Gay and Bisexual Teens Putting Themselves at Greater Risk: New CDC Study
The CDC has released a new study, which shows that Gay and Bisexual teens are more inclined to take chances with risky behavior versus their Heterosexual peers. The study shows that these teens are likely to take part in risky activities such as not wearing bike helmets, using alcohol and tobacco, and contemplating, or attempting, suicide. The basis of the study was surveys completed by more than 156,000 anonymous high school students from 2001 to 2009. The survey questions covered dozens of behaviors and depending on the survey location, the Gay and Bisexual teens were one half to 90% greater risk takers.
The question still remains unanswered as to why they are making these choices, however the CDC has speculated it could be because they are used to living in a social stigma and there is a correlation between taking risks and how you perceive people feel about you, as well as the environment you surround yourself with. Along with the answers which pertained to the at-risk behavior, were questions surrounding the student’s environment and living situations. There also showed an increase in the amount of Gay and Bisexual students who had been involved in fights resulting in injury, dating violence, and forced sexual contact versus Heterosexual numbers.
Teens who are Gay and Bisexual can often feel at loss, hopeless, and isolated. It is important for parents, families, and educators to recognize signs of bullying and signs of suicidal thoughts. It is crucial for teens to feel supported in their choices, one good starting place for Gay and Bisexual teens is the “It Gets Better” YouTube project.
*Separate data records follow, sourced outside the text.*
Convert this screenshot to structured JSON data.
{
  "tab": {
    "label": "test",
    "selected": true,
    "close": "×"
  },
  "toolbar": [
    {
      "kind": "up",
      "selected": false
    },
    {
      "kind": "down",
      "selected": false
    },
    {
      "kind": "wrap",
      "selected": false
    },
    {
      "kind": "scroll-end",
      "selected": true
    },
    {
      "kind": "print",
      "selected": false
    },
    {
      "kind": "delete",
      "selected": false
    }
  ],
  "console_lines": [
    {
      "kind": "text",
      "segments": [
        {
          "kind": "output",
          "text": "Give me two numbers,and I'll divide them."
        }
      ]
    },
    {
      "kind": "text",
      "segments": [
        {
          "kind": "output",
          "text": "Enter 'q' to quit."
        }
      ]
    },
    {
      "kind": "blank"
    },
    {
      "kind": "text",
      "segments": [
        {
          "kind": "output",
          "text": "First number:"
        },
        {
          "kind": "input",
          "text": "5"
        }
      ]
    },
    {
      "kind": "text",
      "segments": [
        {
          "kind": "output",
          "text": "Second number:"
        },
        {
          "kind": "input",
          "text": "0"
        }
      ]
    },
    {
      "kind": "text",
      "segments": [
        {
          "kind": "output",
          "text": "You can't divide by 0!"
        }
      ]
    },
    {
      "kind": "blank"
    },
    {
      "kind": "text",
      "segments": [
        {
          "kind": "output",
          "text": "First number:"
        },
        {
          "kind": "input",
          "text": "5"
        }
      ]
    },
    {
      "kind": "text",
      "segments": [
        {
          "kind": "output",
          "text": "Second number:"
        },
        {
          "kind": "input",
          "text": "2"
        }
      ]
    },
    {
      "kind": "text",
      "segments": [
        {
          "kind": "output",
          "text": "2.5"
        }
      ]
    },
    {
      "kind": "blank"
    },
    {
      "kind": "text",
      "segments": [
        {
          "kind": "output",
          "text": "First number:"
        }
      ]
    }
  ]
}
This project includes supportive videos from celebrities, officials, and private citizens who have lived through it and want to inspire and reassure others in their own journeys.
For unknown reasons, Gay and Bisexual teens are putting themselves more at-risk and this study has done a good job pointing out that behavior. Although it is not a national representation, it is by far the most wide spread study on this matter thus far. Hopefully this will open the doors to more support and a better understanding for these hurting teens within their communities, their school systems, and the world around us.